Sat, February 18, 2006 8:53 PM
I2C ADC Works!
I was able to do some basic (read: synchronous) TWI/I2C communication with the AD7993-0 4-channel ADC we have on the Power Board. In the process, I discovered that it has a really stupid limitation, but we can work around that in software. In any case, I'm pretty stoked about this. Now I have to do a little work on the telemetry app to actually put that data to use (it's damn hard to read hex streaming in a terminal window). I used a synchronous TWI library from Peter Fleury. However, the site appears to be in Switzerland, and stopped responding shortly after I downloaded the code.
The AD7993 has a mode of operation where it will cycle through any combination of the 4 analog input channels, automatically converting.
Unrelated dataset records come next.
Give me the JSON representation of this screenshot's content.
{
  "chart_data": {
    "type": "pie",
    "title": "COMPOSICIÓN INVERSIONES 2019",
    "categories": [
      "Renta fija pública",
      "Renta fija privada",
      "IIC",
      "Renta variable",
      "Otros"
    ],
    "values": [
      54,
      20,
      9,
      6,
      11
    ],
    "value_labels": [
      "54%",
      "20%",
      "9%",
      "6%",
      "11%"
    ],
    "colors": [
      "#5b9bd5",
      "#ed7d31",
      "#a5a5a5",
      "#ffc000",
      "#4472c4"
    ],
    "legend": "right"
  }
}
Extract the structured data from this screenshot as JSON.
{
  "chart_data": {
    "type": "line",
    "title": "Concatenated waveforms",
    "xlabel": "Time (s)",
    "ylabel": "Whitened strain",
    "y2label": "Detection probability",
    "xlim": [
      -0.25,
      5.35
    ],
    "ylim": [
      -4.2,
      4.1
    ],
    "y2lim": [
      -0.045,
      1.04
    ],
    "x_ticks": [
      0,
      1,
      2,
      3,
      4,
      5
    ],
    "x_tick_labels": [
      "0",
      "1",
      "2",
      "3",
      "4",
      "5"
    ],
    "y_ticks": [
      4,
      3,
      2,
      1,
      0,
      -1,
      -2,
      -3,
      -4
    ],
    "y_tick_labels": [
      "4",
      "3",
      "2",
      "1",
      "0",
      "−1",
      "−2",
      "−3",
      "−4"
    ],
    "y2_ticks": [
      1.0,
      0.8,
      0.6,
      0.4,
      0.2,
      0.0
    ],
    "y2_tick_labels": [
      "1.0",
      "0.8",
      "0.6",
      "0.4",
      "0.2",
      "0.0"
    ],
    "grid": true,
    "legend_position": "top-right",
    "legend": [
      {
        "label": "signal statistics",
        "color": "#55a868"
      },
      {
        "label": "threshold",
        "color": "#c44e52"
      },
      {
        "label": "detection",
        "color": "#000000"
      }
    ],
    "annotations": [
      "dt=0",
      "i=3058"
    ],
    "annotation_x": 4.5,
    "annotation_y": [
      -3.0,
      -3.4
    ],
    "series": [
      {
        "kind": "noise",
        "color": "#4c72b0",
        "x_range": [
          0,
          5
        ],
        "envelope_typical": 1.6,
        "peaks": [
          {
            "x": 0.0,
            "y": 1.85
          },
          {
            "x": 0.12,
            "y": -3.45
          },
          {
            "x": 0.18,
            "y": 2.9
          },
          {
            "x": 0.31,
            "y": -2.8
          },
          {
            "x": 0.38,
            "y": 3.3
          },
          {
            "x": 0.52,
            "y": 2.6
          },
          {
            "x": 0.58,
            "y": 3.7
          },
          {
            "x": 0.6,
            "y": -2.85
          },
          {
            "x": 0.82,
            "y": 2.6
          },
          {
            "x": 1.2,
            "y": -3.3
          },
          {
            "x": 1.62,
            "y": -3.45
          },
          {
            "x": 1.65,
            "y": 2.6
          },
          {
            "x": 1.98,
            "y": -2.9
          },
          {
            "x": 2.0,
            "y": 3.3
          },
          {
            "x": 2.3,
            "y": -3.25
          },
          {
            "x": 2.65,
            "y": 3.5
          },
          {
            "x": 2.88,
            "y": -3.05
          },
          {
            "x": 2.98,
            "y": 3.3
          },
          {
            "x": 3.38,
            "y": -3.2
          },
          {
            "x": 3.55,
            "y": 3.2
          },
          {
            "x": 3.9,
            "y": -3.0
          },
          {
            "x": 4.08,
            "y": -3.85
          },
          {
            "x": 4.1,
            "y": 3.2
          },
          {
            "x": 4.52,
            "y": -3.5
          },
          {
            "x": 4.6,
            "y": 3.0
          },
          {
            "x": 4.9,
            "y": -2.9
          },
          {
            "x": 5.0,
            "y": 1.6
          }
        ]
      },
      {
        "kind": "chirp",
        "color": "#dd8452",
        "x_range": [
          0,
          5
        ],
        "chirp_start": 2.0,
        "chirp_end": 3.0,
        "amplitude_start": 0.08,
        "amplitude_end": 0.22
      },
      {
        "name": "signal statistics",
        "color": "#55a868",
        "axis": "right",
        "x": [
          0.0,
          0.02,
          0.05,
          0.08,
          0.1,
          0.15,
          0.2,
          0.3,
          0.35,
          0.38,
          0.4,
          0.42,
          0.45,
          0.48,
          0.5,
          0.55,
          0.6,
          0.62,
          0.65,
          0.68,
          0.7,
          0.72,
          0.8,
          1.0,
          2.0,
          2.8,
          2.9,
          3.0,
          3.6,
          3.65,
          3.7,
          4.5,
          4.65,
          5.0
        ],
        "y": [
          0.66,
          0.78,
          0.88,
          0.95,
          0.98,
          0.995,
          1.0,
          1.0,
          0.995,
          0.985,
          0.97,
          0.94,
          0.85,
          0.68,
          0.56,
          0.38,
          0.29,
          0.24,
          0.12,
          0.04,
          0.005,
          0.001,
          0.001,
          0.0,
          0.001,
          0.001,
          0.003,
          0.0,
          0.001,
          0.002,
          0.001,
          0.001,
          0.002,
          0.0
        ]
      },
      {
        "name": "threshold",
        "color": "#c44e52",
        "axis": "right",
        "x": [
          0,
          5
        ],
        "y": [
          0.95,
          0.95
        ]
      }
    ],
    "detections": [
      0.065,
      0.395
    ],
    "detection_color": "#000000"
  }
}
However (stupidly), it only has one conversion result register, so each new channel conversion result overwrites the previous channel's conversion result. This makes the automatic cycling mode much less useful. To use it, you have to synchronize reading the ADC with its notion of which channel is in place (or just get the values randomly, as your reads at a frequency different from the conversion cycle).
The workaround will be to use Mode 2, Command Mode, and explicitly request each channel's conversion. It may be sufficient (although less elegant) to do this synchronously (that is, without relying on TWI interrupts), because the rate at which we want to send telemetry is pretty low.